Around New England

Roman Catholic Dioceses in Massachusetts To Allow Signature Gathering for Anti-Abortion-Funding Petition

September 12, 2019

All four Roman Catholic dioceses in Massachusetts plan to allow signature gathering at churches by supporters of a measure that would amend the state constitution to make it clear that it doesn’t require public funding of abortion.

Individual pastors will decide whether and where the gathering of signatures takes place but if it does it “must take place at a designated location(s) on the property away from the flow of parishioners approaching or departing from Holy Mass,” according to new guidelines issued this week by the Massachusetts Catholic Conference, which represents the four Catholic bishops in the state.

Supporters of ballot questions need large numbers of signatures of registered voters to get their measures on a statewide ballot.
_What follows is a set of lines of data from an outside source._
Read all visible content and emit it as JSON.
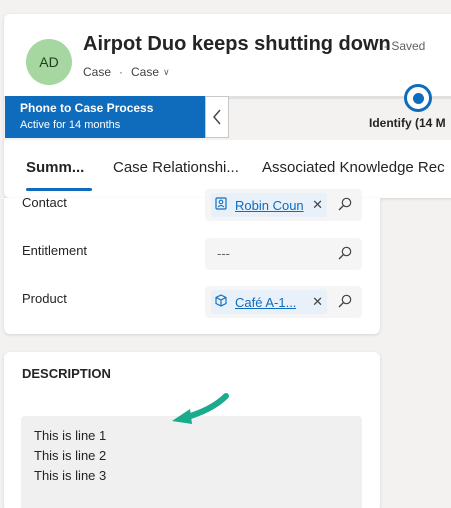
{
  "header": {
    "avatar_initials": "AD",
    "title": "Airpot Duo keeps shutting down",
    "save_status": "- Saved",
    "entity": "Case",
    "form_selector": "Case"
  },
  "bpf": {
    "process_name": "Phone to Case Process",
    "process_age": "Active for 14 months",
    "collapse_icon": "chevron-left-icon",
    "stage_label": "Identify  (14 M"
  },
  "tabs": [
    {
      "label": "Summ..."
    },
    {
      "label": "Case Relationshi..."
    },
    {
      "label": "Associated Knowledge Rec"
    }
  ],
  "fields": {
    "contact": {
      "label": "Contact",
      "value": "Robin Coun",
      "icon": "contact-card-icon"
    },
    "entitlement": {
      "label": "Entitlement",
      "value": "---"
    },
    "product": {
      "label": "Product",
      "value": "Café A-1...",
      "icon": "product-box-icon"
    }
  },
  "description": {
    "title": "DESCRIPTION",
    "lines": [
      "This is line 1",
      "This is line 2",
      "This is line 3"
    ]
  },
  "colors": {
    "brand": "#0f6cbd",
    "avatar_bg": "#a7d7a0",
    "annotation_arrow": "#1aaa8c"
  }
}
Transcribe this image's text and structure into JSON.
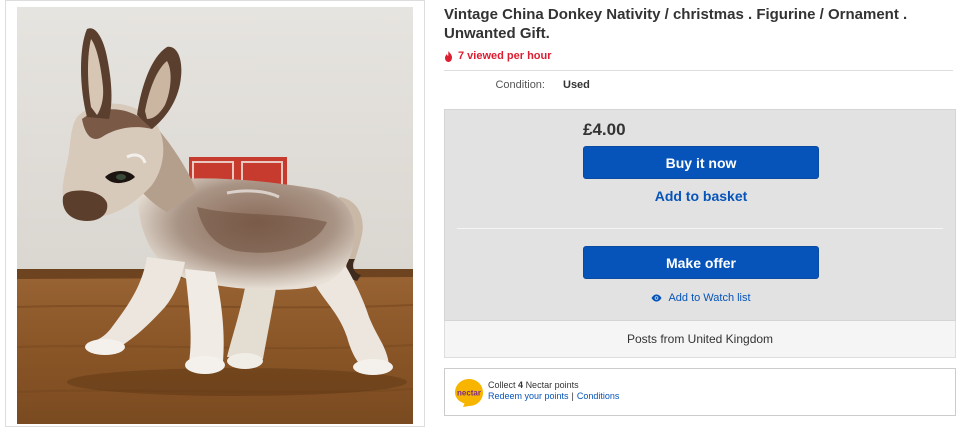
{
  "listing": {
    "title": "Vintage China Donkey Nativity / christmas . Figurine / Ornament . Unwanted Gift.",
    "image_alt": "china-donkey-figurine-photo",
    "viewed": "7 viewed per hour",
    "condition_label": "Condition:",
    "condition_value": "Used"
  },
  "buybox": {
    "price": "£4.00",
    "buy_now": "Buy it now",
    "add_to_basket": "Add to basket",
    "make_offer": "Make offer",
    "watch_list": "Add to Watch list",
    "shipping": "Posts from United Kingdom"
  },
  "nectar": {
    "logo_text": "nectar",
    "collect_prefix": "Collect",
    "points": "4",
    "collect_suffix": "Nectar points",
    "redeem": "Redeem your points",
    "separator": "|",
    "conditions": "Conditions"
  },
  "colors": {
    "primary_button": "#0654ba",
    "link": "#0654ba",
    "urgency": "#dd1e31",
    "buybox_bg": "#e2e2e2",
    "nectar_yellow": "#f7b500"
  },
  "icons": {
    "viewed": "flame-icon",
    "watch": "eye-icon",
    "nectar": "nectar-logo"
  }
}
The new policy affects all signature gathering efforts, which the policy states “must be in accordance with the teachings of the Church.”

The new policy flips a stance the Catholic bishops took in June 2017 not to allow signature gathering at parishes, which changed the previous practice of allowing pastors to decide. That June 2017 policy cited reports that some parishioners don’t like being approached before or after Mass and the interest of the bishops in emphasizing Catholic church-goers’ spiritual encounter with God through the Eucharist.
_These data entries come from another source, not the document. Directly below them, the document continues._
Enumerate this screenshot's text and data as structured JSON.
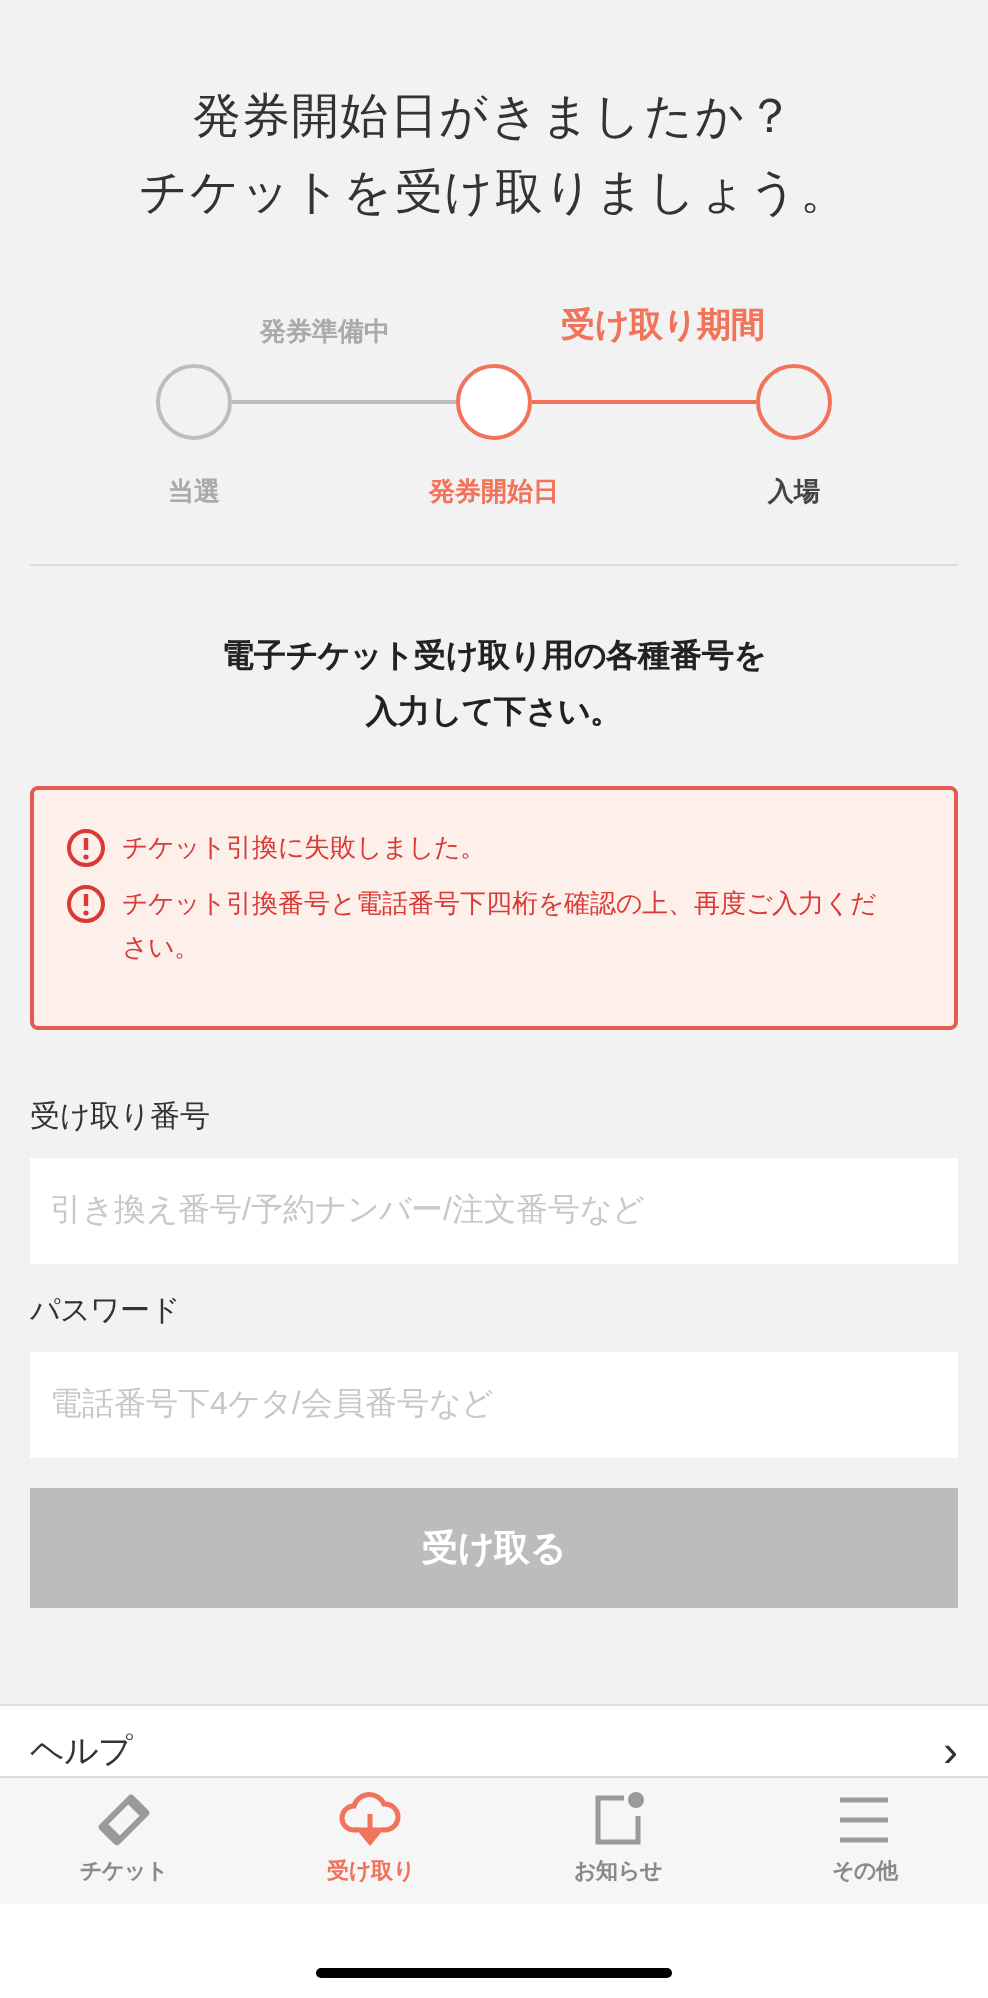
{
  "heading": [
    "発券開始日がきましたか？",
    "チケットを受け取りましょう。"
  ],
  "stepper": {
    "segments": [
      {
        "label": "発券準備中",
        "active": false
      },
      {
        "label": "受け取り期間",
        "active": true
      }
    ],
    "steps": [
      {
        "label": "当選",
        "active": false,
        "selected": false
      },
      {
        "label": "発券開始日",
        "active": true,
        "selected": true
      },
      {
        "label": "入場",
        "active": true,
        "selected": false
      }
    ]
  },
  "instruction": [
    "電子チケット受け取り用の各種番号を",
    "入力して下さい。"
  ],
  "errors": [
    "チケット引換に失敗しました。",
    "チケット引換番号と電話番号下四桁を確認の上、再度ご入力ください。"
  ],
  "fields": [
    {
      "label": "受け取り番号",
      "placeholder": "引き換え番号/予約ナンバー/注文番号など"
    },
    {
      "label": "パスワード",
      "placeholder": "電話番号下4ケタ/会員番号など"
    }
  ],
  "submit": {
    "label": "受け取る",
    "disabled": true
  },
  "help": {
    "label": "ヘルプ",
    "chevron": "›"
  },
  "tabs": [
    {
      "label": "チケット",
      "kind": "ticket",
      "selected": false
    },
    {
      "label": "受け取り",
      "kind": "cloud",
      "selected": true
    },
    {
      "label": "お知らせ",
      "kind": "notice",
      "selected": false
    },
    {
      "label": "その他",
      "kind": "menu",
      "selected": false
    }
  ]
}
That decision hampered efforts by activists who were seeking at the time to put a measure on the November 2020 ballot asking voters to approve an amendment to the Massachusetts state constitution stating:  “Nothing in this constitution requires the public funding of abortion.”

If approved, the amendment would overturn a 1981 decision by the Massachusetts Supreme Judicial Court that the state constitution requires public funding of abortion for poor women if the state provides health care services for poor women.

In October 2017, Cardinal Sean O’Malley, the archbishop of Boston, changed his mind and allowed signature gathering at parishes once again, citing the importance of the effort to stop public funding of abortion in Massachusetts. The bishop of Worcester did likewise, although the bishops of Fall River and Springfield didn’t.

The new policy covers all signature gathering in all dioceses in the state. It most prominently affects a current drive to collect signatures from at least 80,239 registered voters in Massachusetts and deliver them to the Massachusetts Secretary of State’s office by December 4, 2019.

If so, and if the measure gains the assent of at least 50 of the state’s 200 state legislators during the 2019-2020 legislative session and the 2021-2022 legislative session, it would go on the state general election ballot in November 2022.

The new policy of the Massachusetts Catholic Conference is dated Tuesday, September 10, 2019.